No começo da semana, a Sociedade Teatral de Fazenda Nova, responsável pela Paixão de Cristo de Nova Jerusalém, de Pernambuco, lançou uma nota lamentando o cancelamento das apresentações, mas reiterando a necessidade do isolamento social. Será a primeira vez, em 53 anos, que o espetáculo não será apresentado na Semana Santa. Lá, o mega espetáculo ganhou novas datas e ocorrerá fora de época, entre os dias 2 e 7 de setembro.

“Centenas de caravanas estão chegando. dá pra sentir a energia de cada pessoa que está aqui. Suas expectativas, sua animação, sua emoção. nos bastidores, uma movimentação intensa. Os últimos retoques dos maquiadores, figurinistas que vão deixando os personagens surgirem. Até que chega a hora de reunir todo o elenco, dar as mãos e se preparar para entregar o espetáculo de imensa grandeza que vocês merecem.


São 18h e as luzes de Nova Jerusalém se apagam.
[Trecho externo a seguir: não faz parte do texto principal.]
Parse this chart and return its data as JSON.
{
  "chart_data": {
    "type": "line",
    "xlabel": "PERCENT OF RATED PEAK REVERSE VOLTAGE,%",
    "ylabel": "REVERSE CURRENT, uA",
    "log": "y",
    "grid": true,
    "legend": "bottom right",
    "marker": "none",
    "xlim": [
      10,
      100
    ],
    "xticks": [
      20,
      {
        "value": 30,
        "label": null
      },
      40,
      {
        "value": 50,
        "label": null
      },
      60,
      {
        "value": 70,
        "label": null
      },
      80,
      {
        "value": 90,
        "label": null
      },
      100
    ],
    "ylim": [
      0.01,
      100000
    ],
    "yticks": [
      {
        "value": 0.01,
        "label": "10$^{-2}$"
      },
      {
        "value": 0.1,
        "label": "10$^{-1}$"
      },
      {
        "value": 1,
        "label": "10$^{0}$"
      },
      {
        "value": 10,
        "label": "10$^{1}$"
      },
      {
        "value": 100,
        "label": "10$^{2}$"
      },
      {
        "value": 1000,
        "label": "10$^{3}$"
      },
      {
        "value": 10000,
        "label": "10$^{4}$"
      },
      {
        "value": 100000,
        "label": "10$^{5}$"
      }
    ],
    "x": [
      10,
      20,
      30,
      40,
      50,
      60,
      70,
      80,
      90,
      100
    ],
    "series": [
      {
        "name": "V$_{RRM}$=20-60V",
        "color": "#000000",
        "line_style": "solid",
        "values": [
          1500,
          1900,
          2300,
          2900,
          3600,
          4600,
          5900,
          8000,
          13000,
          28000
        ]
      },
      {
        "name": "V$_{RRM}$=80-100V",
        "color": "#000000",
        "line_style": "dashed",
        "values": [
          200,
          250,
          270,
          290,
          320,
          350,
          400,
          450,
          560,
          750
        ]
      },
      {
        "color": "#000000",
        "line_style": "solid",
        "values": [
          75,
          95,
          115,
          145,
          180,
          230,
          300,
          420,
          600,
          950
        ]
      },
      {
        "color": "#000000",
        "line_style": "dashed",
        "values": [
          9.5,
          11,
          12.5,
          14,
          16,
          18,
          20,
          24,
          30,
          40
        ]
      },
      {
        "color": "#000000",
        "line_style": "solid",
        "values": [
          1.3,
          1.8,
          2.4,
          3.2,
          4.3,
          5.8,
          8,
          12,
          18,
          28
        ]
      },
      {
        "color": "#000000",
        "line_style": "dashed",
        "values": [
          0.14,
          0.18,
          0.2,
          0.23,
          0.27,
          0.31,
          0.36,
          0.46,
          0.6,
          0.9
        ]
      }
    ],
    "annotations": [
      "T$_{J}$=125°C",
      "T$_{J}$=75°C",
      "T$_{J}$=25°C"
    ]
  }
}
Mais de dez mil pessoas estão olhando para o cenário do sermão da montanha. O coração bate mais forte, as mãos suam, os olhos enchem d’água. Este seria o início da temporada 2020, mas, pela primeira vez em 53 anos, a Paixão de Cristo de Nova Jerusalém não será encenada na semana santa. nada poderia justificar isso, a não ser o valor inestimável da vida, o dom maior de cada ser humano. Consideramos que preservar vidas é o mais importante neste momento”, diz trecho da nota.


O PAPEL DE JESUS

Foto: Divulgação
 


No universo dos espetáculos religiosos, o papel de Jesus nas encenações é um posto cobiçado por atores, que acabam ganhando reconhecimento instantâneo e ficam marcados para sempre, como é o caso do saudoso José Pimentel, eterno Jesus da Paixão de Cristo de Nova Jerusalém. Em Alagoas, Glayton Santos (foto), de São Miguel dos Campos, há quatro anos cumpre o desafio de reviver os últimos momentos de Cristo na terra - uma história que dividiu a humanidade em antes e depois. Para ele, é uma honra interpretar Jesus nos espetáculos e a preparação é física, emocional e, claro, um momento de renovação da fé.
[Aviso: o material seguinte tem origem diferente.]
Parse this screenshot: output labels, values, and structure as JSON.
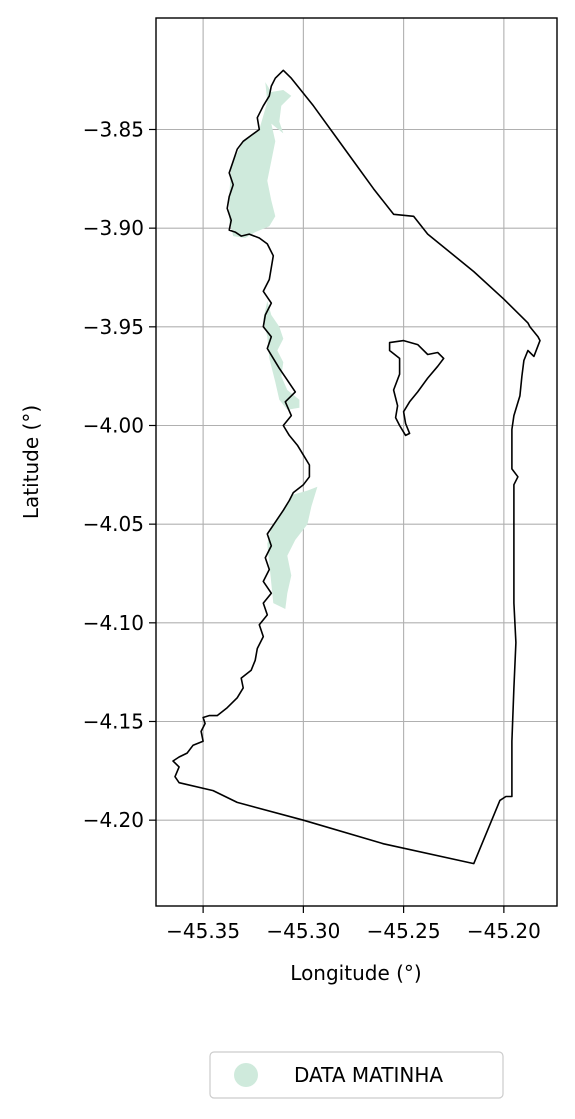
{
  "chart_data": {
    "type": "map",
    "xlabel": "Longitude (°)",
    "ylabel": "Latitude (°)",
    "xlim": [
      -45.3735,
      -45.1735
    ],
    "ylim": [
      -4.2435,
      -3.7935
    ],
    "x_ticks": [
      -45.35,
      -45.3,
      -45.25,
      -45.2
    ],
    "x_tick_labels": [
      "−45.35",
      "−45.30",
      "−45.25",
      "−45.20"
    ],
    "y_ticks": [
      -3.85,
      -3.9,
      -3.95,
      -4.0,
      -4.05,
      -4.1,
      -4.15,
      -4.2
    ],
    "y_tick_labels": [
      "−3.85",
      "−3.90",
      "−3.95",
      "−4.00",
      "−4.05",
      "−4.10",
      "−4.15",
      "−4.20"
    ],
    "grid": true,
    "legend": {
      "position": "bottom-center",
      "entries": [
        {
          "label": "DATA MATINHA",
          "color": "#cfeadc"
        }
      ]
    },
    "boundary_color": "#000000",
    "area_color": "#cfeadc",
    "boundary": [
      [
        -45.31,
        -3.82
      ],
      [
        -45.306,
        -3.824
      ],
      [
        -45.295,
        -3.838
      ],
      [
        -45.285,
        -3.852
      ],
      [
        -45.275,
        -3.866
      ],
      [
        -45.265,
        -3.88
      ],
      [
        -45.255,
        -3.893
      ],
      [
        -45.245,
        -3.894
      ],
      [
        -45.238,
        -3.903
      ],
      [
        -45.215,
        -3.922
      ],
      [
        -45.2,
        -3.936
      ],
      [
        -45.188,
        -3.948
      ],
      [
        -45.187,
        -3.95
      ],
      [
        -45.183,
        -3.955
      ],
      [
        -45.182,
        -3.957
      ],
      [
        -45.185,
        -3.965
      ],
      [
        -45.188,
        -3.962
      ],
      [
        -45.19,
        -3.967
      ],
      [
        -45.191,
        -3.975
      ],
      [
        -45.192,
        -3.985
      ],
      [
        -45.195,
        -3.995
      ],
      [
        -45.196,
        -4.002
      ],
      [
        -45.196,
        -4.01
      ],
      [
        -45.196,
        -4.022
      ],
      [
        -45.193,
        -4.026
      ],
      [
        -45.195,
        -4.03
      ],
      [
        -45.195,
        -4.06
      ],
      [
        -45.195,
        -4.09
      ],
      [
        -45.194,
        -4.11
      ],
      [
        -45.195,
        -4.133
      ],
      [
        -45.196,
        -4.16
      ],
      [
        -45.196,
        -4.188
      ],
      [
        -45.199,
        -4.188
      ],
      [
        -45.202,
        -4.19
      ],
      [
        -45.215,
        -4.222
      ],
      [
        -45.26,
        -4.212
      ],
      [
        -45.3,
        -4.2
      ],
      [
        -45.333,
        -4.191
      ],
      [
        -45.345,
        -4.185
      ],
      [
        -45.362,
        -4.181
      ],
      [
        -45.364,
        -4.178
      ],
      [
        -45.362,
        -4.173
      ],
      [
        -45.365,
        -4.17
      ],
      [
        -45.362,
        -4.168
      ],
      [
        -45.358,
        -4.166
      ],
      [
        -45.355,
        -4.162
      ],
      [
        -45.35,
        -4.16
      ],
      [
        -45.351,
        -4.155
      ],
      [
        -45.349,
        -4.151
      ],
      [
        -45.35,
        -4.148
      ],
      [
        -45.347,
        -4.147
      ],
      [
        -45.343,
        -4.147
      ],
      [
        -45.338,
        -4.143
      ],
      [
        -45.333,
        -4.138
      ],
      [
        -45.33,
        -4.133
      ],
      [
        -45.331,
        -4.128
      ],
      [
        -45.326,
        -4.124
      ],
      [
        -45.324,
        -4.119
      ],
      [
        -45.323,
        -4.113
      ],
      [
        -45.32,
        -4.107
      ],
      [
        -45.322,
        -4.101
      ],
      [
        -45.318,
        -4.096
      ],
      [
        -45.32,
        -4.09
      ],
      [
        -45.316,
        -4.085
      ],
      [
        -45.32,
        -4.079
      ],
      [
        -45.317,
        -4.073
      ],
      [
        -45.319,
        -4.067
      ],
      [
        -45.316,
        -4.061
      ],
      [
        -45.318,
        -4.055
      ],
      [
        -45.314,
        -4.049
      ],
      [
        -45.31,
        -4.043
      ],
      [
        -45.307,
        -4.038
      ],
      [
        -45.305,
        -4.034
      ],
      [
        -45.3,
        -4.03
      ],
      [
        -45.297,
        -4.026
      ],
      [
        -45.297,
        -4.02
      ],
      [
        -45.3,
        -4.015
      ],
      [
        -45.303,
        -4.01
      ],
      [
        -45.307,
        -4.005
      ],
      [
        -45.31,
        -4.0
      ],
      [
        -45.306,
        -3.995
      ],
      [
        -45.309,
        -3.988
      ],
      [
        -45.304,
        -3.983
      ],
      [
        -45.308,
        -3.977
      ],
      [
        -45.312,
        -3.971
      ],
      [
        -45.315,
        -3.966
      ],
      [
        -45.318,
        -3.961
      ],
      [
        -45.316,
        -3.955
      ],
      [
        -45.32,
        -3.95
      ],
      [
        -45.319,
        -3.944
      ],
      [
        -45.316,
        -3.938
      ],
      [
        -45.32,
        -3.932
      ],
      [
        -45.317,
        -3.926
      ],
      [
        -45.316,
        -3.92
      ],
      [
        -45.315,
        -3.914
      ],
      [
        -45.318,
        -3.908
      ],
      [
        -45.322,
        -3.905
      ],
      [
        -45.327,
        -3.903
      ],
      [
        -45.331,
        -3.904
      ],
      [
        -45.334,
        -3.902
      ],
      [
        -45.337,
        -3.901
      ],
      [
        -45.336,
        -3.896
      ],
      [
        -45.338,
        -3.89
      ],
      [
        -45.337,
        -3.884
      ],
      [
        -45.335,
        -3.878
      ],
      [
        -45.337,
        -3.872
      ],
      [
        -45.335,
        -3.866
      ],
      [
        -45.333,
        -3.86
      ],
      [
        -45.33,
        -3.856
      ],
      [
        -45.326,
        -3.853
      ],
      [
        -45.322,
        -3.85
      ],
      [
        -45.323,
        -3.844
      ],
      [
        -45.32,
        -3.838
      ],
      [
        -45.317,
        -3.833
      ],
      [
        -45.316,
        -3.828
      ],
      [
        -45.314,
        -3.824
      ],
      [
        -45.31,
        -3.82
      ]
    ],
    "hole": [
      [
        -45.257,
        -3.958
      ],
      [
        -45.25,
        -3.957
      ],
      [
        -45.243,
        -3.959
      ],
      [
        -45.238,
        -3.964
      ],
      [
        -45.233,
        -3.963
      ],
      [
        -45.23,
        -3.966
      ],
      [
        -45.233,
        -3.97
      ],
      [
        -45.238,
        -3.976
      ],
      [
        -45.243,
        -3.983
      ],
      [
        -45.247,
        -3.988
      ],
      [
        -45.25,
        -3.993
      ],
      [
        -45.249,
        -3.999
      ],
      [
        -45.247,
        -4.004
      ],
      [
        -45.249,
        -4.005
      ],
      [
        -45.252,
        -4.0
      ],
      [
        -45.254,
        -3.996
      ],
      [
        -45.253,
        -3.99
      ],
      [
        -45.255,
        -3.982
      ],
      [
        -45.252,
        -3.974
      ],
      [
        -45.252,
        -3.966
      ],
      [
        -45.257,
        -3.962
      ],
      [
        -45.257,
        -3.958
      ]
    ],
    "areas": [
      [
        [
          -45.319,
          -3.826
        ],
        [
          -45.316,
          -3.831
        ],
        [
          -45.31,
          -3.83
        ],
        [
          -45.306,
          -3.833
        ],
        [
          -45.311,
          -3.838
        ],
        [
          -45.312,
          -3.846
        ],
        [
          -45.31,
          -3.852
        ],
        [
          -45.316,
          -3.847
        ],
        [
          -45.314,
          -3.856
        ],
        [
          -45.316,
          -3.866
        ],
        [
          -45.318,
          -3.876
        ],
        [
          -45.316,
          -3.886
        ],
        [
          -45.314,
          -3.894
        ],
        [
          -45.317,
          -3.899
        ],
        [
          -45.324,
          -3.902
        ],
        [
          -45.329,
          -3.905
        ],
        [
          -45.335,
          -3.904
        ],
        [
          -45.337,
          -3.896
        ],
        [
          -45.337,
          -3.884
        ],
        [
          -45.336,
          -3.868
        ],
        [
          -45.33,
          -3.856
        ],
        [
          -45.322,
          -3.85
        ],
        [
          -45.318,
          -3.836
        ],
        [
          -45.319,
          -3.826
        ]
      ],
      [
        [
          -45.318,
          -3.937
        ],
        [
          -45.316,
          -3.944
        ],
        [
          -45.312,
          -3.95
        ],
        [
          -45.31,
          -3.956
        ],
        [
          -45.313,
          -3.962
        ],
        [
          -45.31,
          -3.968
        ],
        [
          -45.311,
          -3.975
        ],
        [
          -45.308,
          -3.982
        ],
        [
          -45.302,
          -3.987
        ],
        [
          -45.302,
          -3.991
        ],
        [
          -45.308,
          -3.992
        ],
        [
          -45.312,
          -3.987
        ],
        [
          -45.314,
          -3.978
        ],
        [
          -45.317,
          -3.966
        ],
        [
          -45.318,
          -3.955
        ],
        [
          -45.32,
          -3.946
        ],
        [
          -45.318,
          -3.937
        ]
      ],
      [
        [
          -45.293,
          -4.031
        ],
        [
          -45.298,
          -4.033
        ],
        [
          -45.305,
          -4.035
        ],
        [
          -45.31,
          -4.043
        ],
        [
          -45.316,
          -4.052
        ],
        [
          -45.318,
          -4.06
        ],
        [
          -45.317,
          -4.07
        ],
        [
          -45.316,
          -4.08
        ],
        [
          -45.315,
          -4.09
        ],
        [
          -45.309,
          -4.093
        ],
        [
          -45.308,
          -4.085
        ],
        [
          -45.306,
          -4.076
        ],
        [
          -45.308,
          -4.066
        ],
        [
          -45.304,
          -4.058
        ],
        [
          -45.298,
          -4.05
        ],
        [
          -45.296,
          -4.041
        ],
        [
          -45.293,
          -4.031
        ]
      ]
    ]
  }
}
“As pessoas passam o ano me chamando de Jesus. É algo que ficou marcado. Eu fico feliz por ser um instrumento para transmitir uma mensagem de amor ao próximo. Isso é muito importante”, contou o ator. De acordo com Glayton, apesar da sensação de vazio e da tristeza por não poder encenar a Paixão de Cristo esta semana, a esperança precisa guiar os dias de todos. O ator integra a Associação Teatral Arte e Fé há 14 anos.


“É um costume local aqui em São Miguel dos Campos, então, a gente sente. Não só as pessoas que fazem o espetáculo, mas a cidade inteira. O momento pede que a gente se guarde e, para os que estão esperando para ver o espetáculo, saibam que estamos nos preparando para apresentar, o mais breve possível, um espetáculo ainda melhor”, diz.
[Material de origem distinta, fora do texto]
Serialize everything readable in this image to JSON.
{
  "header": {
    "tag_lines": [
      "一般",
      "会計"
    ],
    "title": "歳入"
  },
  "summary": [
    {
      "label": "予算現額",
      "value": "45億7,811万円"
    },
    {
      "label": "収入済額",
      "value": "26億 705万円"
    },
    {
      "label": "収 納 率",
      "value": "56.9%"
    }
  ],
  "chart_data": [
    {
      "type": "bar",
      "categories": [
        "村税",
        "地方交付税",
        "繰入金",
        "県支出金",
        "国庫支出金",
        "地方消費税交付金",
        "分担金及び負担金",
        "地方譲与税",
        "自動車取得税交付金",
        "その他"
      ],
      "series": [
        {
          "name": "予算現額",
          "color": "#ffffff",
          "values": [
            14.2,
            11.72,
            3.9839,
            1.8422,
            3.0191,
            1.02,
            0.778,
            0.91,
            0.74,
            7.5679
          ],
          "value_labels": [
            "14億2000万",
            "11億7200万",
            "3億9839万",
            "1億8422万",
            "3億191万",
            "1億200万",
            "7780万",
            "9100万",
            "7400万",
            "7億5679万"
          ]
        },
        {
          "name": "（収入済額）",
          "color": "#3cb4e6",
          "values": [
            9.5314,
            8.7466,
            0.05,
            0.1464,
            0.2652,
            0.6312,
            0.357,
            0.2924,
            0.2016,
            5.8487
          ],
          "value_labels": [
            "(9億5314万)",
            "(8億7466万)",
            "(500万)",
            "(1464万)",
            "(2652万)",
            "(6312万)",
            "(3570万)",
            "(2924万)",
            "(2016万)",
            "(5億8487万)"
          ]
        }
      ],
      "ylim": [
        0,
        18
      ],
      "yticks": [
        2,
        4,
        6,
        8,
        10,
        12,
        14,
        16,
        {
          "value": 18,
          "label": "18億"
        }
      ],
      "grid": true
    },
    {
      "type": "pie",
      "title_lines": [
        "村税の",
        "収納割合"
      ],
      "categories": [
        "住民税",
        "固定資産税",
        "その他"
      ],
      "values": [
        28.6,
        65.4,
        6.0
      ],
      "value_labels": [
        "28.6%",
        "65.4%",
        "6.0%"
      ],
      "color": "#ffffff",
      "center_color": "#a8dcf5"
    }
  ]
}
Para não deixar as pessoas sem uma amostra do que prepararam, os atores da Ataf gravaram trechos do espetáculo, que seriam utilizados para fins promocionais. Agora, eles lançaram algumas cenas da história de Cristo para que as pessoas possam acessar pelas redes sociais durante esta semana. Para conferir, basta acessar o Instagram ou o Facebook do grupo.


“Peço que acompanhem nossas redes sociais e saibam que, quando tudo isso passar faremos um espetáculo ainda melhor. Neste momento, a vida é a prioridade e nosso espetáculo fala justamente sobre vida, sobre o maior símbolo da vida, que é Jesus. Nosso desejo é, quando isso passar, presentear o público com muita paixão”, conclui o diretor André Vieira.